Go here for a great video, with the reactions of local buskers.

Go here for some quotes about how awful buskers are.

Regulations were passed in mid-January. From this article:

The council instead proposed to designate a “public domain officer” to patrol the city measuring noise levels created by buskers. Those found to be consistently exceeding 80 decibels would have their permit revoked, and could be removed from the street by gardaí.

The “enforcement officer” will be able to check the decibel level of performers, their distance from businesses’ entrances, as well as enforcing the two-hour time limit rule that will be put on performers and where they locate themselves. Hopefully the officer will be hired from the artistic community, and be friendly to the artists, instead of a cop.

The new bylaws will be up for review 6 months after implementation.

The Journal did a poll of its readers on their tipping habits. The breakdown was a unanimous win for buskers;

9% said they couldn’t stand buskers, and they should all be banned.
12% tipped buskers frequently
25% said they don’t tip, but “live and let live”
51% said “only when they’re really good”

The Dublin City Council released this statement on the byelaws.
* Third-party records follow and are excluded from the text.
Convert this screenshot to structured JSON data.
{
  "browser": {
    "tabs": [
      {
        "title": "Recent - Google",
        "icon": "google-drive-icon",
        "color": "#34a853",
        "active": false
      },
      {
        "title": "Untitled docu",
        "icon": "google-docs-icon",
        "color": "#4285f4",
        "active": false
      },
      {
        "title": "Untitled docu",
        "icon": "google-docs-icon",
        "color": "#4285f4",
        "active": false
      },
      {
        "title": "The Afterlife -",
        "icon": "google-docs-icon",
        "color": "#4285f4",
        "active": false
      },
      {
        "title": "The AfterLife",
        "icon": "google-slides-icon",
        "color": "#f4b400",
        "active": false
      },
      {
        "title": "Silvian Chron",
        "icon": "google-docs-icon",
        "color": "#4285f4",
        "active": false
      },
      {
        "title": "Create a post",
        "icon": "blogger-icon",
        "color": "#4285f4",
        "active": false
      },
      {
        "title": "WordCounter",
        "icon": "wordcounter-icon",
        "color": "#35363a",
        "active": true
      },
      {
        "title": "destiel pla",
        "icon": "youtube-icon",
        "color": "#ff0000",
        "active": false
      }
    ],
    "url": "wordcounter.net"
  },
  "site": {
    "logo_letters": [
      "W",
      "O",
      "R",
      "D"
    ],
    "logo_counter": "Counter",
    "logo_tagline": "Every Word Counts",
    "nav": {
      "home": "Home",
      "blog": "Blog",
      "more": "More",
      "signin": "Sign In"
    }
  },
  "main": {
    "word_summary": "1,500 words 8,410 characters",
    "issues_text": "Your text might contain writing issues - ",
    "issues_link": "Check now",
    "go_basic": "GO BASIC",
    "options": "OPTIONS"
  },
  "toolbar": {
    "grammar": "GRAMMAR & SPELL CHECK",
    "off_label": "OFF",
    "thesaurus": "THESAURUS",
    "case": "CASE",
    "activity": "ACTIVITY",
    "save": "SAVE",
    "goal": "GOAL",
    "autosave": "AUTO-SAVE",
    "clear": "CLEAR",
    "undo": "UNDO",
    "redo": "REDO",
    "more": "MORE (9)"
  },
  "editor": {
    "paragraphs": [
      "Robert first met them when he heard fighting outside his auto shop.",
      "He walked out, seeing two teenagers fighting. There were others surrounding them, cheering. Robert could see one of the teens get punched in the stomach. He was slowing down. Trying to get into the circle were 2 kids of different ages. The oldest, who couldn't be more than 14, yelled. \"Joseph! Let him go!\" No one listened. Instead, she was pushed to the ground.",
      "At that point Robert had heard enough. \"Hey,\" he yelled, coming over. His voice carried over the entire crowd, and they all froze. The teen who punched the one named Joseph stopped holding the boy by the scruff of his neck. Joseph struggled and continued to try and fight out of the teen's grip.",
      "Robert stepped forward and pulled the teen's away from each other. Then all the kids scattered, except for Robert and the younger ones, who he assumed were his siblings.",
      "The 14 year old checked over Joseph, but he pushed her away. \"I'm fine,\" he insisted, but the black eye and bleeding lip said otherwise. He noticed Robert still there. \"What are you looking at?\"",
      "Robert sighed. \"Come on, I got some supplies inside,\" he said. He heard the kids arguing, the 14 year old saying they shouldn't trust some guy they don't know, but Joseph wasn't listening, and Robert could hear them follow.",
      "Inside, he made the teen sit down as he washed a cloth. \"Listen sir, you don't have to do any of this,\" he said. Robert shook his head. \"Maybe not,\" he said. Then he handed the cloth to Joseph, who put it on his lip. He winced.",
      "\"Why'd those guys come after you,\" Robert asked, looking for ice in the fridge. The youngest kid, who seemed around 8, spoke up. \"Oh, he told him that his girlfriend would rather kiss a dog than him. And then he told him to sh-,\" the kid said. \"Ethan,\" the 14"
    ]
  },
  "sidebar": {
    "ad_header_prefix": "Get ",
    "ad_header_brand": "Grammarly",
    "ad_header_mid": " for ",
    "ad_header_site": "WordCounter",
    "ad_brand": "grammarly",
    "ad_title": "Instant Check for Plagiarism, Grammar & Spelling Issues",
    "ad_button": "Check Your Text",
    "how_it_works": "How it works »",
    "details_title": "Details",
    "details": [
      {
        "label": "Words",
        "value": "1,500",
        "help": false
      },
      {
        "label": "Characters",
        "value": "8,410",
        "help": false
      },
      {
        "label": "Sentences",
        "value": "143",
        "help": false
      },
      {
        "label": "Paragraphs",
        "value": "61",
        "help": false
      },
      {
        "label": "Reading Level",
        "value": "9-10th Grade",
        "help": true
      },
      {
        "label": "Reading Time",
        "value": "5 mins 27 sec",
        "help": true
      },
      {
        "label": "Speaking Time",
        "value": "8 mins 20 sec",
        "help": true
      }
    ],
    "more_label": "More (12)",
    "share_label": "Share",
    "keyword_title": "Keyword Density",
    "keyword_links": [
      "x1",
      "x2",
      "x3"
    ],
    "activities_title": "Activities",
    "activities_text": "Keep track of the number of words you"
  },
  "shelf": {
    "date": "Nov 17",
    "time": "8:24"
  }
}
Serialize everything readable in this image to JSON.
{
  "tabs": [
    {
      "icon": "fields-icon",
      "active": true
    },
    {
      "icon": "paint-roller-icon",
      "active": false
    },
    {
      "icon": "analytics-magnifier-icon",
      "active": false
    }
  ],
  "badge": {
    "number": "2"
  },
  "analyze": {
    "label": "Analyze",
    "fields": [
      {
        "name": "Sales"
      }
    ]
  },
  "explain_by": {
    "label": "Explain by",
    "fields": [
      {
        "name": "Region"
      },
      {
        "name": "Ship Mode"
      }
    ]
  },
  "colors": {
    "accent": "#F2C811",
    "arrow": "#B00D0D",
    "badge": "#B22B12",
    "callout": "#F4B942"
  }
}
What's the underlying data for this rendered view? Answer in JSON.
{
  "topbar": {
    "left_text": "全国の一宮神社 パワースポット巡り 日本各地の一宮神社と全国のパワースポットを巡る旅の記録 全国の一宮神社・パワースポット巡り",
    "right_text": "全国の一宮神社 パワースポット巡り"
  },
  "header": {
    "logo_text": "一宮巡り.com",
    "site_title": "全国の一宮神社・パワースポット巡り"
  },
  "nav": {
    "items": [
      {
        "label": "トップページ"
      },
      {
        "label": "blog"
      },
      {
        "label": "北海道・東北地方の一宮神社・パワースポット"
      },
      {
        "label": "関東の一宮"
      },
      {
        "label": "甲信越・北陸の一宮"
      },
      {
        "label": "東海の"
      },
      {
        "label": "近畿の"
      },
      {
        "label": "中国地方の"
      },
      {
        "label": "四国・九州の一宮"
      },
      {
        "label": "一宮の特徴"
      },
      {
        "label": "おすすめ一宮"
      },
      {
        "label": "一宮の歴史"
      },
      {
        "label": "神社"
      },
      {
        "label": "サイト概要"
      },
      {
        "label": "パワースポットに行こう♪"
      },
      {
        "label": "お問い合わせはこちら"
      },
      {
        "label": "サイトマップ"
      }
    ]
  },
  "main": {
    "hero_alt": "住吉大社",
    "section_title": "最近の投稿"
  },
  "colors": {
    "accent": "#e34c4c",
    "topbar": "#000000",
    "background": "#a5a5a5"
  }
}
If you want a copy of the report sent to DCC, or you want a copy of the DRAFT byelaws, you can do so by emailing cra@dublincity.ie

Then, according to this report in the Independent, “Audio tests reveal Dublin buskers are louder than drills and sirens”.
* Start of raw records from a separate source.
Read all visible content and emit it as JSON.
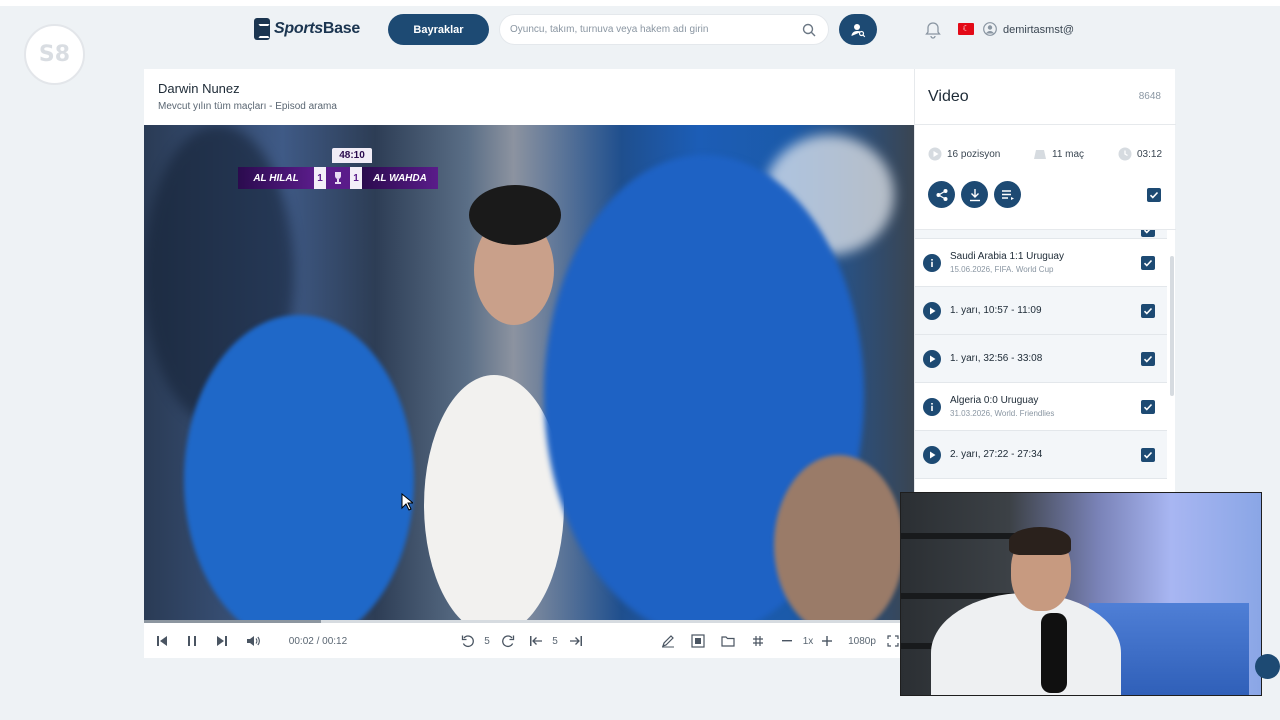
{
  "channel_logo": "S8",
  "brand": {
    "name_prefix": "Sports",
    "name_suffix": "Base"
  },
  "header": {
    "flags_button": "Bayraklar",
    "search_placeholder": "Oyuncu, takım, turnuva veya hakem adı girin",
    "username": "demirtasmst@",
    "flag_symbol": "☾"
  },
  "player": {
    "title": "Darwin Nunez",
    "subtitle": "Mevcut yılın tüm maçları - Episod arama",
    "scoreboard": {
      "home": "AL HILAL",
      "home_score": "1",
      "away_score": "1",
      "away": "AL WAHDA",
      "clock": "48:10"
    },
    "progress": 0.23,
    "controls": {
      "time": "00:02 / 00:12",
      "rewind_seconds": "5",
      "skip_clips": "5",
      "speed": "1x",
      "quality": "1080p"
    }
  },
  "side": {
    "title": "Video",
    "count": "8648",
    "stats": {
      "positions": "16 pozisyon",
      "matches": "11 maç",
      "duration": "03:12"
    },
    "items": [
      {
        "type": "match",
        "title": "Saudi Arabia 1:1 Uruguay",
        "sub": "15.06.2026, FIFA. World Cup"
      },
      {
        "type": "clip",
        "title": "1. yarı, 10:57 - 11:09"
      },
      {
        "type": "clip",
        "title": "1. yarı, 32:56 - 33:08"
      },
      {
        "type": "match",
        "title": "Algeria 0:0 Uruguay",
        "sub": "31.03.2026, World. Friendlies"
      },
      {
        "type": "clip",
        "title": "2. yarı, 27:22 - 27:34"
      }
    ]
  },
  "colors": {
    "accent": "#1d4a73",
    "background": "#eef2f5",
    "scoreboard": "#5a1c8a"
  }
}
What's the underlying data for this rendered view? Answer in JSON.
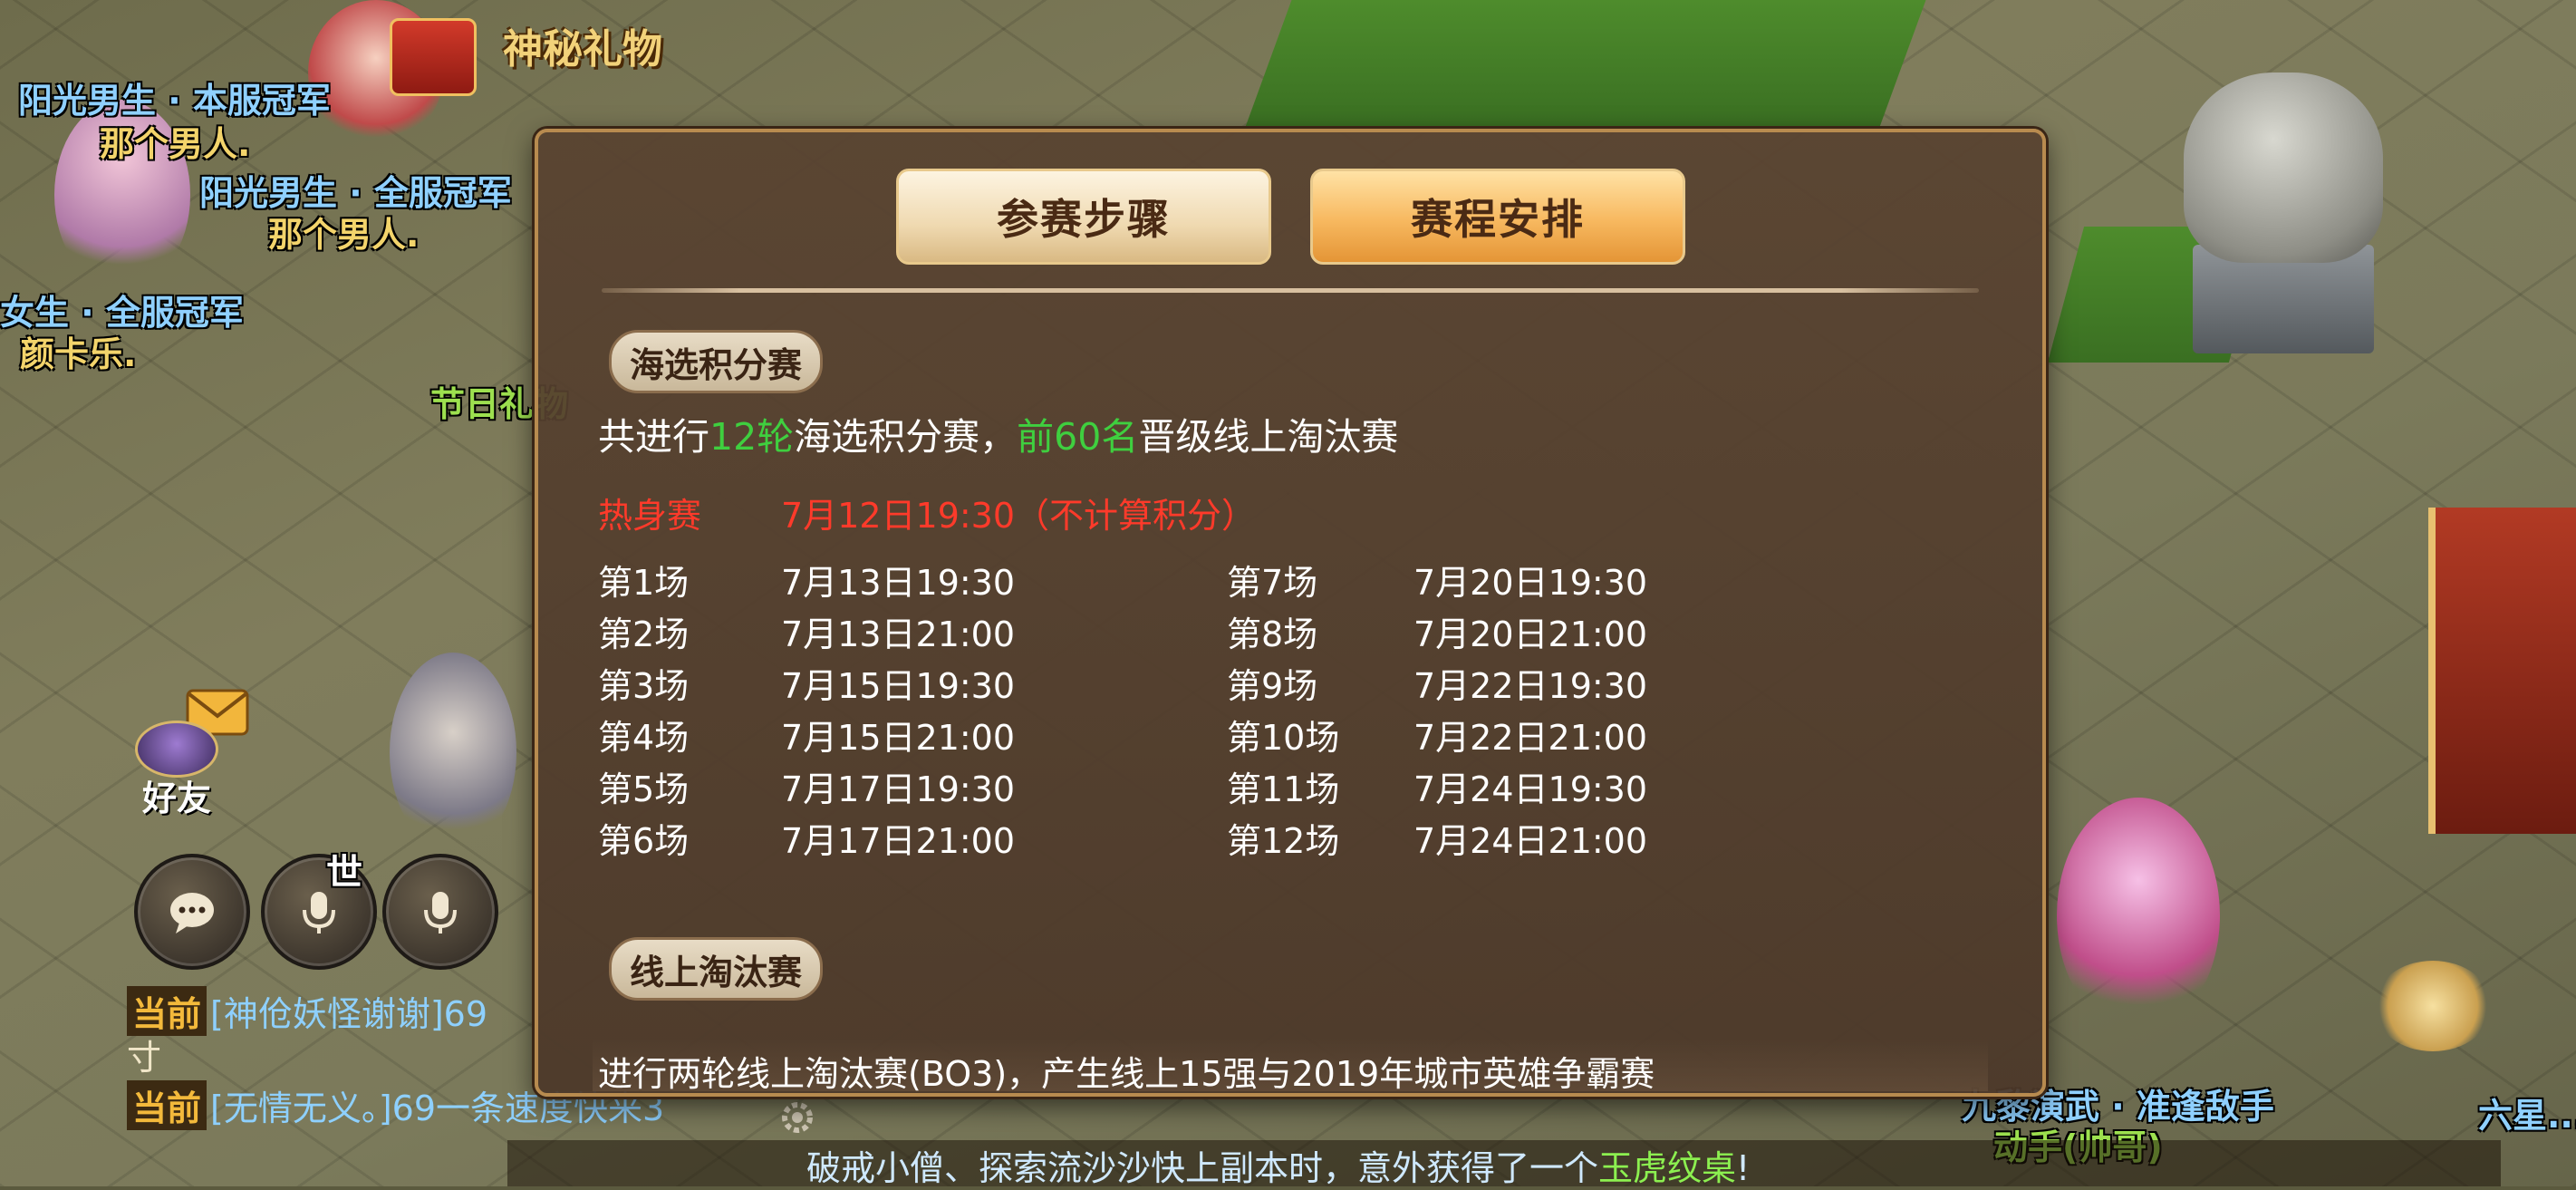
{
  "world": {
    "labels": [
      {
        "id": "top-left-1",
        "text": "阳光男生 · 本服冠军"
      },
      {
        "id": "top-left-2",
        "text": "那个男人."
      },
      {
        "id": "mid-left-1",
        "text": "阳光男生 · 全服冠军"
      },
      {
        "id": "mid-left-2",
        "text": "那个男人."
      },
      {
        "id": "left-3",
        "text": "女生 · 全服冠军"
      },
      {
        "id": "left-4",
        "text": "颜卡乐."
      },
      {
        "id": "festival",
        "text": "节日礼物"
      },
      {
        "id": "right-1",
        "text": "九黎演武 · 准逢敌手"
      },
      {
        "id": "right-2",
        "text": "动手(帅哥)"
      },
      {
        "id": "right-3",
        "text": "六星..."
      }
    ],
    "mystery_gift": "神秘礼物"
  },
  "hud": {
    "friends_label": "好友",
    "world_char": "世",
    "chat_lines": [
      {
        "tag": "当前",
        "text": "[神伧妖怪谢谢]69",
        "cont": "寸"
      },
      {
        "tag": "当前",
        "text": "[无情无义。]69一条速度快来3"
      }
    ],
    "ticker": {
      "pre": "破戒小僧、探索流沙沙快上副本时，意外获得了一个",
      "item": "玉虎纹桌",
      "post": "!"
    }
  },
  "modal": {
    "tabs": {
      "steps": "参赛步骤",
      "schedule": "赛程安排"
    },
    "section_a": {
      "title": "海选积分赛",
      "intro_pre": "共进行",
      "intro_rounds": "12轮",
      "intro_mid": "海选积分赛，",
      "intro_top": "前60名",
      "intro_post": "晋级线上淘汰赛",
      "warmup": {
        "label": "热身赛",
        "time": "7月12日19:30（不计算积分）"
      },
      "rounds_left": [
        {
          "label": "第1场",
          "time": "7月13日19:30"
        },
        {
          "label": "第2场",
          "time": "7月13日21:00"
        },
        {
          "label": "第3场",
          "time": "7月15日19:30"
        },
        {
          "label": "第4场",
          "time": "7月15日21:00"
        },
        {
          "label": "第5场",
          "time": "7月17日19:30"
        },
        {
          "label": "第6场",
          "time": "7月17日21:00"
        }
      ],
      "rounds_right": [
        {
          "label": "第7场",
          "time": "7月20日19:30"
        },
        {
          "label": "第8场",
          "time": "7月20日21:00"
        },
        {
          "label": "第9场",
          "time": "7月22日19:30"
        },
        {
          "label": "第10场",
          "time": "7月22日21:00"
        },
        {
          "label": "第11场",
          "time": "7月24日19:30"
        },
        {
          "label": "第12场",
          "time": "7月24日21:00"
        }
      ]
    },
    "section_b": {
      "title": "线上淘汰赛",
      "desc": "进行两轮线上淘汰赛(BO3)，产生线上15强与2019年城市英雄争霸赛"
    }
  },
  "colors": {
    "accent_green": "#3fcf3f",
    "warmup_red": "#ff3a2a",
    "modal_bg": "#58422f",
    "modal_border": "#b88b4f"
  }
}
Noise levels from some buskers on Dublin’s Grafton Street are louder than jackhammers and ambulance sirens, and more than 10 decibels above the proposed limit set by Dublin City Council

A sample of noise-level readings conducted by the Sunday Independent with Hidden Hearing audiologist Keith Ross found that even innocuous-sounding musicians, plying their trade on the capital’s biggest pedestrian corridor on Friday afternoon, exceeded 90 decibels – the same noise level as a DC-9 jet engine coming in for landing at 6,080 feet; a motorcycle; or train-whistle at a distance of 500 feet.

On Grafton Street, two buskers playing in front of Brown Thomas using an amplified electric guitar and keyboards registered at 92.4 decibels – which is just shy of the 95 decibels that would be emitted by a subway train at 200 feet.
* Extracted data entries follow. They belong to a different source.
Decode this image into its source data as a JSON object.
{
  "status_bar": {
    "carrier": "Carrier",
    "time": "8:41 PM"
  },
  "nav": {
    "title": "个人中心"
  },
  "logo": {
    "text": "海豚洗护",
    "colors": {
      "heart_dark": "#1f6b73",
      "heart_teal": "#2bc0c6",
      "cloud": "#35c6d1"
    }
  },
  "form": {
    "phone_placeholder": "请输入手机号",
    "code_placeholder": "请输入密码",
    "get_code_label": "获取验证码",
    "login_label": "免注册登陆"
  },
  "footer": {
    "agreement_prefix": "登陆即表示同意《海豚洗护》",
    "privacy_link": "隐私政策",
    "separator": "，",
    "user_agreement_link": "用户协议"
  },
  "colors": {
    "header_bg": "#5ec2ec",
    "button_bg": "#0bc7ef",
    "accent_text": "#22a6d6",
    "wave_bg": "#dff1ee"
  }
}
Metres away, a talented young female singer belting out Adele’s Make you Feel my Love on a microphone, accompanied by a young man playing an amplified acoustic guitar, measured at 95.5 decibels – a level at which hearing loss can result during sustained exposure.

And finally, this editorial by the Independent, which takes a more busker-friendly view:

The fine chaps at Lonely Planet have even dubbed Grafton Street the “buskers’ Carnegie Hall”. High praise indeed.

In fact, many of our biggest rock stars have cut their teeth strumming guitars on the cobbled streets. The Frames frontman Glen Hansard famously began busking after dropping out of school.

Curly wee Paddy Casey, dynamic duo Rodrigo y Gabriela, Mundy and the Hothouse Flowers – then known as the Incomparable Benzini Brothers – all played to disinterested window shoppers.

Every Christmas there’s still a great deal of excitement to see if Bono will venture out of his plush Killiney abode to rattle out a few tunes where the street has a name.

But the city’s buskers aren’t all wannabe U2s. Performance art, too, is a big part of the scene. Thom McGinty, aka The Diceman, dressed up as the Mona Lisa, an An Post postcard, a condom and an Edwardian news vendor during the 80s – and helped transform the meaning of street performance in Dublin.

Comedian Dave McSavage was a Temple Bar regular, and the bold 007 himself, Pierce Brosnan, worked as a part-time fire-breather while he was at college.

Today, the streets of Dublin are crowded with giant bubble blowers, puppeteers and that solitary sand sculptor who laboriously carves the same fat Labrador out of wet sand grains, day after day. And that’s not to mention mime artists. I’m serious – don’t mention them.

But it’s the music that’s causing problems with residents and shop owners who have grown weary of hearing ropey and repetitive renditions of One. The appeals to ban amplifiers may have fallen on deaf ears but Dublin City Council – like Galway before it – is still looking to regulate busking with a new set of by-laws, which, if ratified, will take effect in March.